Lorsqu’il expose le programme de Brecht, Barthes
retombe donc tout naturellement sur les formulations employées dans les Mythologies
à propos de la vie quotidienne et des mille petits truquages qui
accompagnent immédiatement la manière dont elle est vécue sous des formes que
leur dissimulation rend aliénantes :
“Pour Brecht, l’art
aujourd’hui, c’est-à-dire au sein d’un conflit historique dont l’enjeu est la
désaliénation humaine, l’art doit être une Anti-Physis. Le formalisme de Brecht
est une protestation radicale contre l’empoissement
de la fausse Nature bourgeoise et petite bourgeoise : dans une société encore
aliénée, l’art doit être critique, il doit couper toute illusion, même celle de
la “Nature” : le signe doit être partiellement arbitraire, faute de quoi on
retombe dans un art de l’expression, dans un art de l’illusion essentialiste.”

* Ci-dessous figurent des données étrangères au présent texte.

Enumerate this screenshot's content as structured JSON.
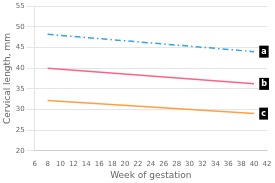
{
  "chart_data": {
    "type": "line",
    "x": [
      8,
      40
    ],
    "series": [
      {
        "values": [
          48.2,
          44.0
        ],
        "line_style": "dashdot"
      },
      {
        "values": [
          40.0,
          36.2
        ],
        "line_style": "solid"
      },
      {
        "values": [
          32.2,
          29.0
        ],
        "line_style": "solid"
      }
    ],
    "xlabel": "Week of gestation",
    "ylabel": "Cervical length, mm",
    "xlim": [
      6,
      42
    ],
    "ylim": [
      20,
      55
    ],
    "xticks": [
      6,
      8,
      10,
      12,
      14,
      16,
      18,
      20,
      22,
      24,
      26,
      28,
      30,
      32,
      34,
      36,
      38,
      40,
      42
    ],
    "yticks": [
      20,
      25,
      30,
      35,
      40,
      45,
      50,
      55
    ],
    "grid": "y",
    "annotations": [
      {
        "text": "a",
        "x": 40.8,
        "y": 44.0
      },
      {
        "text": "b",
        "x": 40.8,
        "y": 36.2
      },
      {
        "text": "c",
        "x": 40.8,
        "y": 29.0
      }
    ]
  }
}
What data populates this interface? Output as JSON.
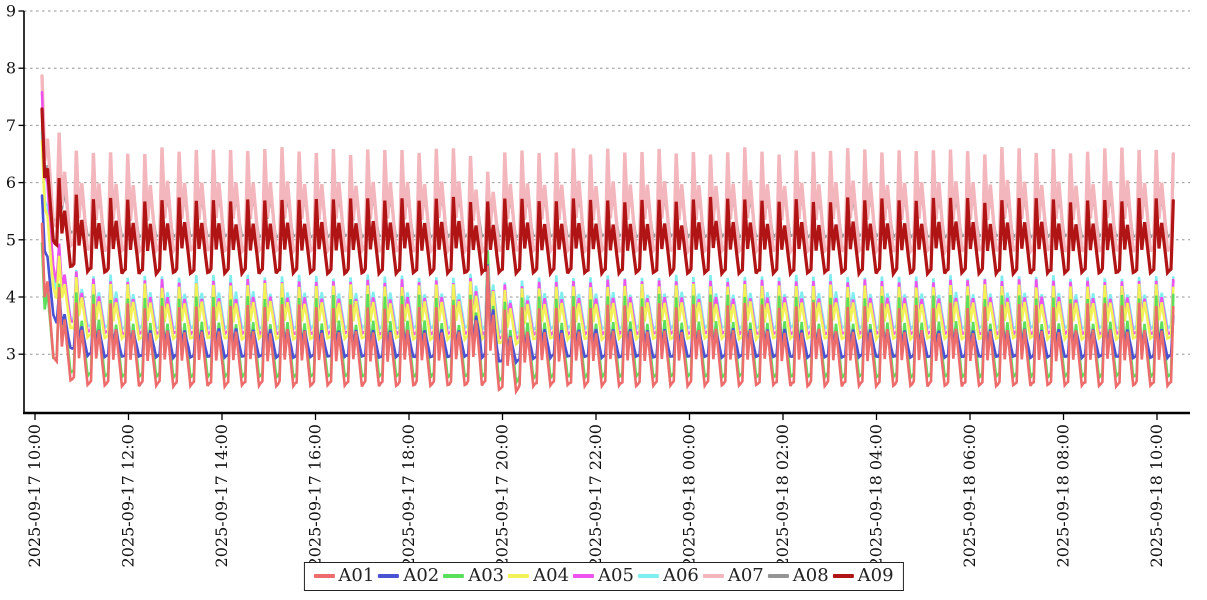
{
  "chart_data": {
    "type": "line",
    "title": "",
    "x_axis": {
      "start": "2025-09-17 10:00",
      "end": "2025-09-18 10:00",
      "tick_interval_hours": 2,
      "tick_labels": [
        "2025-09-17 10:00",
        "2025-09-17 12:00",
        "2025-09-17 14:00",
        "2025-09-17 16:00",
        "2025-09-17 18:00",
        "2025-09-17 20:00",
        "2025-09-17 22:00",
        "2025-09-18 00:00",
        "2025-09-18 02:00",
        "2025-09-18 04:00",
        "2025-09-18 06:00",
        "2025-09-18 08:00",
        "2025-09-18 10:00"
      ]
    },
    "y_axis": {
      "min": 2,
      "max": 9,
      "ticks": [
        3,
        4,
        5,
        6,
        7,
        8,
        9
      ],
      "grid": "dashed"
    },
    "duration_minutes": 1452,
    "cycle_period_minutes": 22,
    "cycle_shape": [
      [
        0,
        0.05
      ],
      [
        0.14,
        1.0
      ],
      [
        0.3,
        0.32
      ],
      [
        0.46,
        0.68
      ],
      [
        0.8,
        0.0
      ],
      [
        1.0,
        0.05
      ]
    ],
    "anomaly": {
      "time_minutes": 570,
      "sigma_minutes": 9,
      "description": "spike in low group near 2025-09-17 19:40"
    },
    "start_transient": {
      "decay_tau_minutes": 14,
      "description": "all series start high and decay to steady oscillation"
    },
    "series": [
      {
        "name": "A01",
        "color": "#ed6d6d",
        "min": 2.45,
        "max": 3.85,
        "start": 5.25,
        "width": 2.6,
        "group": "low",
        "anomaly_boost": 0.7
      },
      {
        "name": "A02",
        "color": "#4a52d4",
        "min": 2.95,
        "max": 3.65,
        "start": 5.75,
        "width": 2.6,
        "group": "low",
        "anomaly_boost": 0.95
      },
      {
        "name": "A03",
        "color": "#5ce05c",
        "min": 2.6,
        "max": 4.0,
        "start": 4.95,
        "width": 2.6,
        "group": "low",
        "anomaly_boost": 0.85
      },
      {
        "name": "A04",
        "color": "#f2f258",
        "min": 3.27,
        "max": 4.2,
        "start": 6.75,
        "width": 2.6,
        "group": "low",
        "anomaly_boost": 0.5
      },
      {
        "name": "A05",
        "color": "#ee52ee",
        "min": 3.35,
        "max": 4.28,
        "start": 7.6,
        "width": 2.6,
        "group": "low",
        "anomaly_boost": 0.47
      },
      {
        "name": "A06",
        "color": "#80eeee",
        "min": 3.45,
        "max": 4.36,
        "start": 6.85,
        "width": 2.6,
        "group": "low",
        "anomaly_boost": 0.5
      },
      {
        "name": "A07",
        "color": "#f2b6bc",
        "min": 4.8,
        "max": 6.55,
        "start": 7.9,
        "width": 3.4,
        "group": "high",
        "anomaly_boost": -0.35
      },
      {
        "name": "A08",
        "color": "#949494",
        "min": 5.05,
        "max": 6.08,
        "start": 7.0,
        "width": 2.3,
        "group": "high",
        "anomaly_boost": 0.15
      },
      {
        "name": "A09",
        "color": "#b11414",
        "min": 4.42,
        "max": 5.7,
        "start": 7.3,
        "width": 3.2,
        "group": "high",
        "anomaly_boost": 0.0
      }
    ],
    "draw_order": [
      "A08",
      "A07",
      "A06",
      "A05",
      "A04",
      "A03",
      "A02",
      "A01",
      "A09"
    ],
    "legend": {
      "position": "bottom-center",
      "entries": [
        "A01",
        "A02",
        "A03",
        "A04",
        "A05",
        "A06",
        "A07",
        "A08",
        "A09"
      ]
    }
  },
  "colors": {
    "background": "#ffffff",
    "axis": "#000000",
    "grid": "#8a8a8a",
    "text": "#111111"
  }
}
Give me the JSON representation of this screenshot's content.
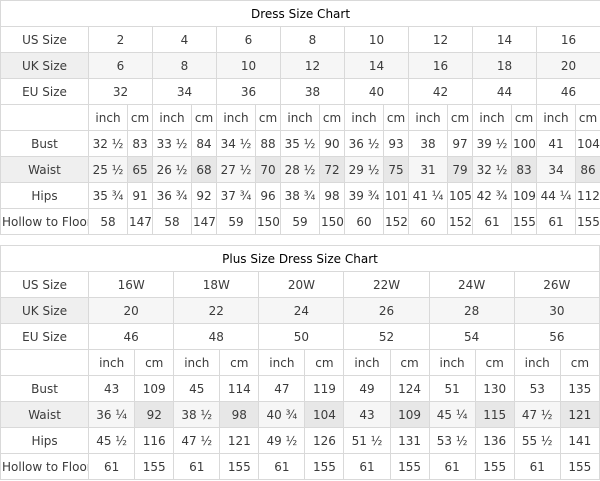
{
  "colors": {
    "border": "#d9d9d9",
    "title_bg": "#f4f4f4",
    "label_col_bg": "#efefef",
    "cm_col_bg": "#ececec",
    "stripe_row_bg": "#f6f6f6",
    "text": "#3b3b3b",
    "title_text": "#000000"
  },
  "chart_data": [
    {
      "type": "table",
      "title": "Dress Size Chart",
      "units": [
        "inch",
        "cm"
      ],
      "size_rows": [
        {
          "label": "US Size",
          "values": [
            "2",
            "4",
            "6",
            "8",
            "10",
            "12",
            "14",
            "16"
          ]
        },
        {
          "label": "UK Size",
          "values": [
            "6",
            "8",
            "10",
            "12",
            "14",
            "16",
            "18",
            "20"
          ]
        },
        {
          "label": "EU Size",
          "values": [
            "32",
            "34",
            "36",
            "38",
            "40",
            "42",
            "44",
            "46"
          ]
        }
      ],
      "measure_rows": [
        {
          "label": "Bust",
          "pairs": [
            [
              "32 ½",
              "83"
            ],
            [
              "33 ½",
              "84"
            ],
            [
              "34 ½",
              "88"
            ],
            [
              "35 ½",
              "90"
            ],
            [
              "36 ½",
              "93"
            ],
            [
              "38",
              "97"
            ],
            [
              "39 ½",
              "100"
            ],
            [
              "41",
              "104"
            ]
          ]
        },
        {
          "label": "Waist",
          "pairs": [
            [
              "25 ½",
              "65"
            ],
            [
              "26 ½",
              "68"
            ],
            [
              "27 ½",
              "70"
            ],
            [
              "28 ½",
              "72"
            ],
            [
              "29 ½",
              "75"
            ],
            [
              "31",
              "79"
            ],
            [
              "32 ½",
              "83"
            ],
            [
              "34",
              "86"
            ]
          ]
        },
        {
          "label": "Hips",
          "pairs": [
            [
              "35 ¾",
              "91"
            ],
            [
              "36 ¾",
              "92"
            ],
            [
              "37 ¾",
              "96"
            ],
            [
              "38 ¾",
              "98"
            ],
            [
              "39 ¾",
              "101"
            ],
            [
              "41 ¼",
              "105"
            ],
            [
              "42 ¾",
              "109"
            ],
            [
              "44 ¼",
              "112"
            ]
          ]
        },
        {
          "label": "Hollow to Floor",
          "pairs": [
            [
              "58",
              "147"
            ],
            [
              "58",
              "147"
            ],
            [
              "59",
              "150"
            ],
            [
              "59",
              "150"
            ],
            [
              "60",
              "152"
            ],
            [
              "60",
              "152"
            ],
            [
              "61",
              "155"
            ],
            [
              "61",
              "155"
            ]
          ]
        }
      ]
    },
    {
      "type": "table",
      "title": "Plus Size Dress Size Chart",
      "units": [
        "inch",
        "cm"
      ],
      "size_rows": [
        {
          "label": "US Size",
          "values": [
            "16W",
            "18W",
            "20W",
            "22W",
            "24W",
            "26W"
          ]
        },
        {
          "label": "UK Size",
          "values": [
            "20",
            "22",
            "24",
            "26",
            "28",
            "30"
          ]
        },
        {
          "label": "EU Size",
          "values": [
            "46",
            "48",
            "50",
            "52",
            "54",
            "56"
          ]
        }
      ],
      "measure_rows": [
        {
          "label": "Bust",
          "pairs": [
            [
              "43",
              "109"
            ],
            [
              "45",
              "114"
            ],
            [
              "47",
              "119"
            ],
            [
              "49",
              "124"
            ],
            [
              "51",
              "130"
            ],
            [
              "53",
              "135"
            ]
          ]
        },
        {
          "label": "Waist",
          "pairs": [
            [
              "36 ¼",
              "92"
            ],
            [
              "38 ½",
              "98"
            ],
            [
              "40 ¾",
              "104"
            ],
            [
              "43",
              "109"
            ],
            [
              "45 ¼",
              "115"
            ],
            [
              "47 ½",
              "121"
            ]
          ]
        },
        {
          "label": "Hips",
          "pairs": [
            [
              "45 ½",
              "116"
            ],
            [
              "47 ½",
              "121"
            ],
            [
              "49 ½",
              "126"
            ],
            [
              "51 ½",
              "131"
            ],
            [
              "53 ½",
              "136"
            ],
            [
              "55 ½",
              "141"
            ]
          ]
        },
        {
          "label": "Hollow to Floor",
          "pairs": [
            [
              "61",
              "155"
            ],
            [
              "61",
              "155"
            ],
            [
              "61",
              "155"
            ],
            [
              "61",
              "155"
            ],
            [
              "61",
              "155"
            ],
            [
              "61",
              "155"
            ]
          ]
        }
      ]
    }
  ]
}
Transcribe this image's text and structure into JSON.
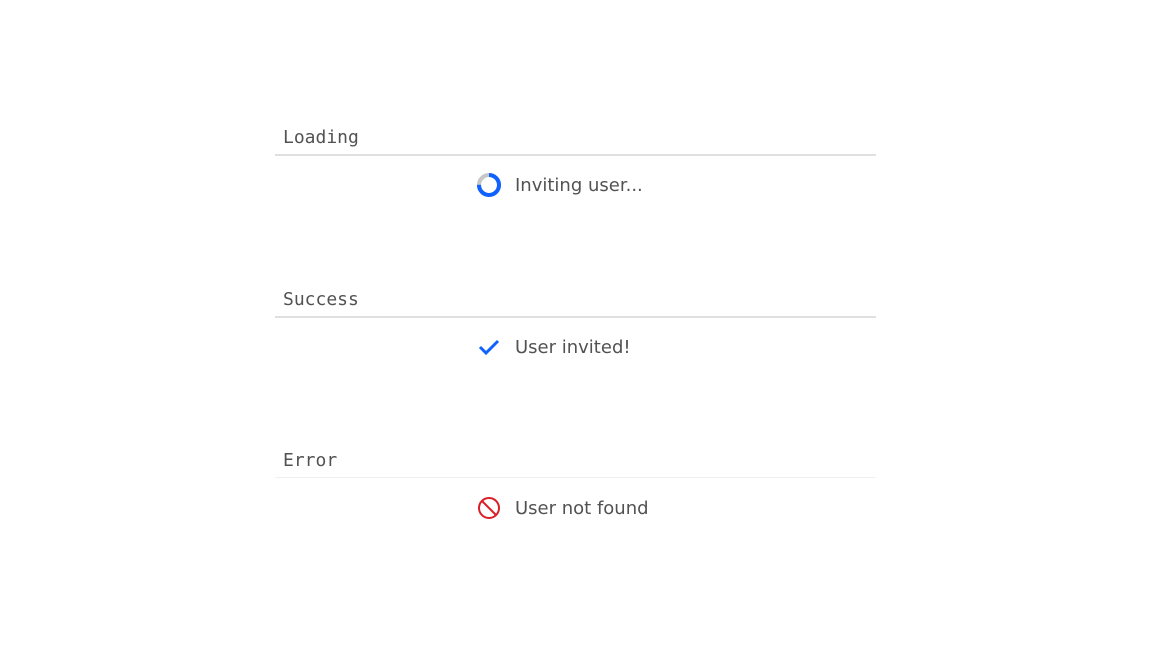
{
  "sections": [
    {
      "title": "Loading",
      "message": "Inviting user...",
      "icon": "loading-spinner-icon"
    },
    {
      "title": "Success",
      "message": "User invited!",
      "icon": "checkmark-icon"
    },
    {
      "title": "Error",
      "message": "User not found",
      "icon": "error-blocked-icon"
    }
  ],
  "colors": {
    "accent": "#0f62fe",
    "error": "#da1e28",
    "track": "#c6c6c6"
  }
}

(“Les tâches de la critique brechtienne”, paru en 1956 dans Arguments,
in Ecrits sur le théâtre, éd. Points/Seuil, 2002, p. 210)
C’est pourquoi le théâtre de Brecht, qui est “un
théâtre pensé” répond, selon Barthes, à l’exigence d’un “art qui surveille
radicalement ses signes” (Ecrits sur le théâtre, p. 330), formules qui pourraient d’ailleurs s’appliquer à Aristote, alors même que
Brecht a présenté son esthétique comme “non-aristotélicienne”.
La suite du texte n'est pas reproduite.